A las siete de la mañana del 21 de noviembre de 2017, la madre de Molly Russell, una adolescente londinense de 14 años aparentemente feliz, querida por sus familiares y amigos y amante de la música, encontró muerta a la menor en su habitación. Se había quitado la vida. Fue semanas después cuando sus padres descubrieron lo atrapada que había estado, al menos durante un año, en el interior de un “gueto” de internet, —“el más lúgubre de los lugares”, en palabras de su padre— lleno de referencias al suicidio, la depresión o las autolesiones. 16.300 contenidos que Molly compartió o a los que dio un ‘me gusta’.
El ‘caso Molly Russell’ fue un estímulo potente para que el Gobierno británico sacara adelante, a pesar de las dudas o de las críticas, su Ley de seguridad online (Online Safety Act), aprobada a finales de octubre de este año. El nuevo texto obliga a los proveedores de contenido, ya sea propio o generado por usuarios como en las redes sociales, a vigilar la legalidad o la idoneidad del material.
En el caso de plataformas con contenido para adultos, como aquellas que ofrecen pornografía, la compañía estará obligada a comprobar que las personas que intentan acceder tienen la edad legal para hacerlo. En el caso de que no baste con la identificación a través de un documento oficial expedido por el Gobierno (en el Reino Unido no existe ni es por tanto obligatorio algo como el Documento Nacional de Identidad español), las plataformas deberán utilizar la tecnología hoy ya a su alcance para realizar una verificación biométrica, a través de los rasgos faciales y de la edad del potencial usuario.
Los contenidos ilegales
Bajo la supervisión del regulador británico de medios y contenidos digitales, OFCOM, que se ha comprometido a ir produciendo guías y recomendaciones para que las plataformas cumplan con sus nuevas obligaciones, es responsabilidad de las compañías eliminar de su oferta todo aquello que contenga abusos sexuales a menores, comportamientos abusivos o coercitivos, violencia sexual extrema, incitación a la inmigración ilegal o el contrabando de personas, inducción o ayuda al suicidio, promoción de comportamientos autolesivos, crueldad animal, venta de drogas o armas o actividades terroristas.
Es dentro de ese listado tan amplio donde comienzan a surgir cientos de dudas que han provocado la crítica de las empresas afectadas, que además de la onerosa obligación que se les ha impuesto ven el riesgo de chocar con derechos fundamentales como el de la intimidad.
“En un intento por eliminar los peores contenidos de internet, la ley puede acabar poniendo en riesgo los mejores contenidos de internet”, han defendido en una pieza firmada conjuntamente la directora ejecutiva Wikimedia Foundation, Lucy Crompton-Reid, y la fundadora de Global Voices [que aboga por la libertad en internet], Rebeca MacKinnon.

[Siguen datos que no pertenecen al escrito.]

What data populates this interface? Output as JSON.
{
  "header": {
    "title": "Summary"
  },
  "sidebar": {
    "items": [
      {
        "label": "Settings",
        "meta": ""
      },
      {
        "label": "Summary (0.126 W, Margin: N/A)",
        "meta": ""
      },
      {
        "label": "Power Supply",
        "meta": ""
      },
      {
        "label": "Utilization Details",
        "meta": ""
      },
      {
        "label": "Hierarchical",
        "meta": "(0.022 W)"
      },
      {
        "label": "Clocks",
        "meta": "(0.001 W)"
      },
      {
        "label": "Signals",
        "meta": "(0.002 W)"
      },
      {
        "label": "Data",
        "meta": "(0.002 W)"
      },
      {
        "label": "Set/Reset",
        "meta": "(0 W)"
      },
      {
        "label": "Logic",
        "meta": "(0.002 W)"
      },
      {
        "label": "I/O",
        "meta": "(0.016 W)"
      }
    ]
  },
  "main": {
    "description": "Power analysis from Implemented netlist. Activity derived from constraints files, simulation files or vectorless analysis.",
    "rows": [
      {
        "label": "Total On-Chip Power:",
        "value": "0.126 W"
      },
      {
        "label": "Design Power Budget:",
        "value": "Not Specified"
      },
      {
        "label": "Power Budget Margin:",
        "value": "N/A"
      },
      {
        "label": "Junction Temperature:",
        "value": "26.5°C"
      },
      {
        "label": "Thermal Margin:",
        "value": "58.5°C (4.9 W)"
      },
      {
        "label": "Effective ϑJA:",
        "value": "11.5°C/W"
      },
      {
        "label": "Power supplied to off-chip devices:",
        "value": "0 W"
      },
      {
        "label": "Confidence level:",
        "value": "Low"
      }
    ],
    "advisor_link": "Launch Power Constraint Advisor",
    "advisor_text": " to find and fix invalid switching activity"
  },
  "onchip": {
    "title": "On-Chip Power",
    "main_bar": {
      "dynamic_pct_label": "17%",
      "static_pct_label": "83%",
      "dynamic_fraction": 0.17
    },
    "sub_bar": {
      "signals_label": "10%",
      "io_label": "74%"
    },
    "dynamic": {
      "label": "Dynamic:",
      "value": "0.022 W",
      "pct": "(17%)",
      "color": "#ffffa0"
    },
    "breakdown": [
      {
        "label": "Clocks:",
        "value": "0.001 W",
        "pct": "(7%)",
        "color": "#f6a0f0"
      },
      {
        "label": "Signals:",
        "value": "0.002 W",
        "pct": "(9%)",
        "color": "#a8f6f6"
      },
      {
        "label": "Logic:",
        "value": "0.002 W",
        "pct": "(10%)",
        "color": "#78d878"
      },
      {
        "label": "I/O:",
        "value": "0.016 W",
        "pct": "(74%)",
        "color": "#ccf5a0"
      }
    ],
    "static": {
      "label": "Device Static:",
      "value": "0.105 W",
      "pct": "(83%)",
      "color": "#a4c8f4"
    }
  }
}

¿Entra dentro de los márgenes establecidos por la ley cualquier contenido que trate, siquiera de manera pedagógica aunque cruda, aspectos del suicidio, de la bulimia o de la marginación de minorías étnicas o raciales? ¿Cualquier contenido sexual? Los críticos de la ley señalan que muchas plataformas optarán bien por cerrar en banda su acceso a los menores de edad, bien por autocensurarse en exceso para no arriesgarse a multas pecuniarias que pueden alcanzar hasta el 10% de los ingresos globales de la compañía infractora (hasta un límite de 21 millones de euros) y posibles penas de prisión de hasta dos años para sus directivos.
La plataforma Whatsapp, propiedad de Meta, ha llegado a amenazar con abandonar el Reino Unido si la nueva ley fuerza a sus responsables a tener que controlar los mensajes que se envíen entre ellos los usuarios.
Sin embargo, son muchas las personas y organizaciones que no se han dejado convencer por los lamentos de las tecnológicas y respaldan la nueva ley. “Internet puede ser una fuente de apoyo para personas cuya salud mental está sufriendo, pero también puede ser el escaparate de una inmensa cantidad de material dañino para esa misma salud mental. Por ejemplo, con la promoción de desórdenes alimenticios”, ha señalado Oliver Chantler, director de Políticas y Asuntos Públicos de la Mental Health Foundation.